2023-09-30 19:08:20,528 - acdet - INFO - Distributed training: True 
2023-09-30 19:08:20,528 - acdet - INFO - Set random seed to 2022, deterministic: True 
2023-09-30 19:08:20,528 - acdet - INFO - ********* Mining for labeled and unlabeled dataset ********* 
2023-09-30 19:08:20,529 - acdet - INFO - rank: 0 
2023-09-30 19:08:20,529 - acdet - INFO - cfg.ratio: 0 
2023-09-30 19:08:20,529 - acdet - INFO - cfg.mining_method.startswith('box_'): True 
2023-09-30 19:08:20,529 - acdet - INFO - Randomly mine 50000 unlabeled data 
2023-09-30 19:08:33,458 - acdet - INFO - 6844 images are selected as labeled. 
2023-09-30 19:08:33,458 - acdet - INFO - 110422 images are selected as unlabeled. 
2023-09-30 19:08:33,458 - acdet - INFO - 0 images are used as labeled in previous step. 
2023-09-30 19:08:33,458 - acdet - INFO - 117266 images are used as unlabeled in previous step.

Answer 1 · 2024-01-03T17:13:11.000Z

Hi wuyujack, thank you for your interest and sorry for the late reply.

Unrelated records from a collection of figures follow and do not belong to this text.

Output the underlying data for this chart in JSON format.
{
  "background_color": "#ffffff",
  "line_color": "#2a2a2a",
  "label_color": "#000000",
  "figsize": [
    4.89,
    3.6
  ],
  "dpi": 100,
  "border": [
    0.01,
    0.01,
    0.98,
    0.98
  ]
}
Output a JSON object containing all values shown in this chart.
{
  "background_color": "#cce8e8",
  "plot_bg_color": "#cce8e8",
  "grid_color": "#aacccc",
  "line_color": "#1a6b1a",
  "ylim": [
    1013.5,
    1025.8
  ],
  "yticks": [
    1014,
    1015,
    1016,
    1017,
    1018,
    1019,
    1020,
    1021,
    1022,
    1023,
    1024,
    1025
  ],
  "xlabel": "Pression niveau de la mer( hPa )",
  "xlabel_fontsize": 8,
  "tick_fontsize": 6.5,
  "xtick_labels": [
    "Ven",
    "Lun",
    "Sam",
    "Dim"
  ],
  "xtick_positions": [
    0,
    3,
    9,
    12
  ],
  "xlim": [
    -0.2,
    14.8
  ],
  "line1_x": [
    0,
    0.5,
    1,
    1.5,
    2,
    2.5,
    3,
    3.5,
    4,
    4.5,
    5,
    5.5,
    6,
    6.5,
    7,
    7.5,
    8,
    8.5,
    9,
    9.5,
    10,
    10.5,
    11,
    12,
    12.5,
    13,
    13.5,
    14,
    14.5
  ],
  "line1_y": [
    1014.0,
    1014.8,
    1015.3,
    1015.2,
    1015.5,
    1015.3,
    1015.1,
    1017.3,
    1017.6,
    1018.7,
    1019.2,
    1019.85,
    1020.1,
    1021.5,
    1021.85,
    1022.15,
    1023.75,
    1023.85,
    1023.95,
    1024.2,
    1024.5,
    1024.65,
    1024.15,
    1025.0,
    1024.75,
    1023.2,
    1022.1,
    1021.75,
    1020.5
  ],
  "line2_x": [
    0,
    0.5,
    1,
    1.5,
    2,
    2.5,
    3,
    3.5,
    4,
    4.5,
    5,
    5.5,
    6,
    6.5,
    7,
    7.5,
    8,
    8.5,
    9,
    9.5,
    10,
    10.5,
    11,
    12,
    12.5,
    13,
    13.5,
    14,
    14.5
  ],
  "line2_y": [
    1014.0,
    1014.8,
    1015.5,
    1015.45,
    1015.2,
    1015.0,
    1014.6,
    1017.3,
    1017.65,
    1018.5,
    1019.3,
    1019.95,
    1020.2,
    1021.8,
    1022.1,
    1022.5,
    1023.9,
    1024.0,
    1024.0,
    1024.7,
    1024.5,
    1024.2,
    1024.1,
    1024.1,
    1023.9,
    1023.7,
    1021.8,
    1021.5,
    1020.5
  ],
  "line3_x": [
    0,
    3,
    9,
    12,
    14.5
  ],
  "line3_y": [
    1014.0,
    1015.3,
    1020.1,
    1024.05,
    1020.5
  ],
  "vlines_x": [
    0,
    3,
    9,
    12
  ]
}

As mentioned in the paper, 88000 iterations were conducted with a batch size of 16. The default configuration sets samples_per_gpu=2, so with 4 GPUs, the required iterations are doubled. You could use 8 GPUs or modify the configuration to suit your needs.
For the COCO dataset, we finetune the previous checkpoint for 0.3x iters to trade-off between time consumption and performance with dist_run_compas_resume.sh. After the initial cycle, it takes 6.5h per cycle on 8 V100 for training.
I have updated the shell scripts of COCO as a reference cfg for the above two issues.
It has been improved in the latest commit. Thank you for your reminder.

Feel free to reopen this if you encounter any new issues.